Pöttmes
Die volle Katastrophe

Bei einer Großübung haben es 300 Rettungskräfte mit einem abgestürzten Flugzeug und einem Brand in der Schule zu tun

07.11.2017 | Stand 02.12.2020, 17:15 Uhr

In Selbstmordabsicht war der Pilot laut der Vorgabe für die Katastrophenschutzübung in Mühlhausen gestartet und in Pöttmes in die Schule geflogen. - Foto: Erich Hoffmann

Pöttmes (SZ) Nebelschwaden zogen über das Pöttmeser Land als früh am Morgen um 7.04 Uhr der Notruf "Kleinflugzeug im nördlichen Bereich von Pöttmes abgestürzt" von der integrierten Rettungsleitstelle in Augsburg an die Rettungskräfte im nördlichen Teil des Landkreises Aichach-Friedberg abgesetzt wurde. Damit begann eine große Katastrophenschutzübung, an der insgesamt rund 300 Rettungskräfte aus der Region beteiligt waren.
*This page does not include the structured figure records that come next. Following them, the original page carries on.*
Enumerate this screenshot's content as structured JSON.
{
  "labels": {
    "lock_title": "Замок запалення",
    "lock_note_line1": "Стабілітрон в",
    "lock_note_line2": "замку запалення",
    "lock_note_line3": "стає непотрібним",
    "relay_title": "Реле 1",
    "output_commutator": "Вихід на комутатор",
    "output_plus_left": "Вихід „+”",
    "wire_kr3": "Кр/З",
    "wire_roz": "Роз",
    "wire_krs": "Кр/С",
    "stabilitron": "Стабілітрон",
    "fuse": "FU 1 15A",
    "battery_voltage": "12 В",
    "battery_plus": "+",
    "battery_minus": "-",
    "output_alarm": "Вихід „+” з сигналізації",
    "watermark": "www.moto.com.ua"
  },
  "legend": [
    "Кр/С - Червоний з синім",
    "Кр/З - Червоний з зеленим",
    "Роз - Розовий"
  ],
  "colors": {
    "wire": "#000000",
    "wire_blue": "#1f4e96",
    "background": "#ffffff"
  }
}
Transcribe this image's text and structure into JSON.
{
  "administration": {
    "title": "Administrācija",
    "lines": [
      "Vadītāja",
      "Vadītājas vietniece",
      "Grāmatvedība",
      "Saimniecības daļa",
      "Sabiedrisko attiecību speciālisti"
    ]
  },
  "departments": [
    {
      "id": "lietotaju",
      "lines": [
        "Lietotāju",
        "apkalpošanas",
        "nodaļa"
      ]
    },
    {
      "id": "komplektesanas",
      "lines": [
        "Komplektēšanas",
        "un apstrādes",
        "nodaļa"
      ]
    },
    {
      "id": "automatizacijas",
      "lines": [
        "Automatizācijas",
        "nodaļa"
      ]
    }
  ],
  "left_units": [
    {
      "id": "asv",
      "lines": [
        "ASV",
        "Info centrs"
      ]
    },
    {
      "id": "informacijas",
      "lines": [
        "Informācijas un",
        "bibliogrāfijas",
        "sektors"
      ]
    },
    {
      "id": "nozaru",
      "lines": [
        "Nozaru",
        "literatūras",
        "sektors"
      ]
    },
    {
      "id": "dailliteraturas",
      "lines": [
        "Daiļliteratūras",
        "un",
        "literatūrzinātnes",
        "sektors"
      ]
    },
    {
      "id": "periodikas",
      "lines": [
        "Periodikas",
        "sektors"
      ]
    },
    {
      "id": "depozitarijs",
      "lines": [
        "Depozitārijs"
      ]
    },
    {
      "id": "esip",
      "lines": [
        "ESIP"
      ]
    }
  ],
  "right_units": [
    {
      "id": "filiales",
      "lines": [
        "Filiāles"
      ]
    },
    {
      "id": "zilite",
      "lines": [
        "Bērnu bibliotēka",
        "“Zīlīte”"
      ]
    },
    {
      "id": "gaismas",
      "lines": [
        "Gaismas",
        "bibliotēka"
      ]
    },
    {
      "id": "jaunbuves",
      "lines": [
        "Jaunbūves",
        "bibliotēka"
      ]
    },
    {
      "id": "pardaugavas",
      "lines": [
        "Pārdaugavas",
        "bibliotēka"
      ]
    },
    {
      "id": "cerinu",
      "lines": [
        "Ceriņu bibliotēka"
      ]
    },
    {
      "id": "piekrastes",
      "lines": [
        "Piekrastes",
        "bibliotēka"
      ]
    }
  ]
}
So sah das Szenario aus: Ein Pilot war auf dem Flugplatz in Augsburg-Mühlhausen mit Selbstmordabsichten gestartet und hatte ein größere Menge Pflanzenschutzmittel an Bord. Wenig später streifte er mit dem Rumpf seines Flugzeuges das Dach des Caritas-Pflegeheims Sankt Hildegard in Pöttmes und prallte anschließend in die Giebelwand der Hauptschule, wo das Wrack vor dem Haupteingang liegenblieb.

Dem nicht genug: Durch den Aufprall entstand ein Vollbrand mit starker Rauchentwicklung, der auch auf das Dach der Schule übergriff. Es herrschte akute Explosionsgefahr, weil vor der Schule ein Tankzug der Firma Eitelhuber stand, der gerade die Heizöltanks befüllte. Der Tankwagen hatte zusätzlich einen Anhänger dabei, der mit Benzin beladen war. Eine Tragfläche des Kleinflugzeugs hatte beim Absturz beide Tanks beschädigt, so dass mehrere tausend Liter Heizöl und Benzin ausliefen. Eine nicht bekannte Menge des Treibstoffs versickerte im Erdreich, der Rest floss in die Kanalisation. Mehrere Personen der Marktgemeinde meldeten starken Benzingeruch, weshalb das ganze Kanalnetz von Pöttmes bis hin zur Kläranlage überprüft werden musste.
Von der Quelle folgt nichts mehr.